Avoiding dependence on empirical claims, my version of Deleuze’s timed logic sets out speculative metaphysical reasons for the necessity of external relations for any process, thereby rejecting the possibility of any autopoietic resistance to external time. I have defined timed logic here. Given an overview of the timed processes here. With more detail on a timed logic of the present and past, here and here. The explanation of external need applies across all processes. It is a necessity for any timed process.
It could be objected that Maturana and Varela define autopoiesis as a time-independent logical form. This is not correct, since the poetic, self-creating, property of autopoiesis takes place over time. It is an autonomous evolution. Autopoiesis has an internal time of development, in terms of variations over repeated cycles of a given form. The key question is whether that time is formally resistant to external times.
For Deleuze’s timed logic any process determining a present, past and future must extend into all other processes. Any particular present, past or future connects to series of the other times as transformative processes. Furthermore, any process extends into all others such that there are no limits or isolated points or stretches in time. All times connect as continually transformed.
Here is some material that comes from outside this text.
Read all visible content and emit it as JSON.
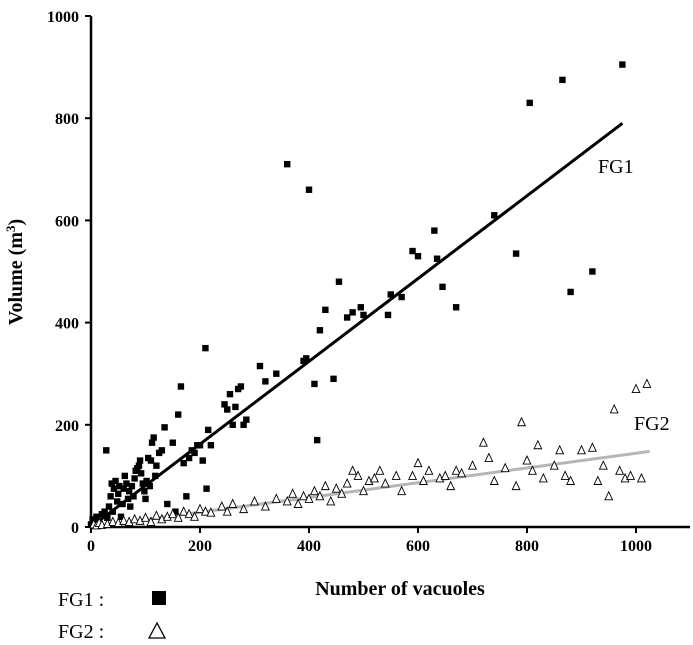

I have highlighted transformation to draw attention to the nature of the extension of processes of time. It isn’t a form of neutral addition, as if components were juxtaposed but left unchanged. It is rather that a process in the present is changed through its relation to the past and to the future. In this timed logic, the whole of the past is concentrated in the present and the whole of the future is anticipated by it.
If we think of autopoiesis as an evolving process, corresponding to a closed yet changing circuit following an autonomous plan, any stage in the process or point on the circuit has a past and a future informing it. Earlier stages prepared for the present one and it prepares for later ones. The challenge of an open timed logic – one that denies any boundary to a timed process – is that each passage between stages opens to the whole of time. Instead of a closed circuit, there is an opening each time there is change or movement along the circuit.
At the most fundamental formal level of the repetition of circuits involving change and continuity, Maturana and Varela’s definition of autopoiesis opens up to external time, because a model of time whereby past, present and future come together through external interventions in order to vary is a better explanation of why there is change in those repeated circuits than one where the repeated circuits change yet remain inviolable.
Each of the core concepts of the most consistent definition of autopoiesis – unity, perfect containment and the closed logical space of a domain – depends on the possibility of unpredictable change, genuine novelty, in a closed system. Yet the best explanation of how this change can take place over time requires unlimited openness and an understanding of how time works through processes that connect past, present and future as determining one another in multiple ways with no pre-set boundaries.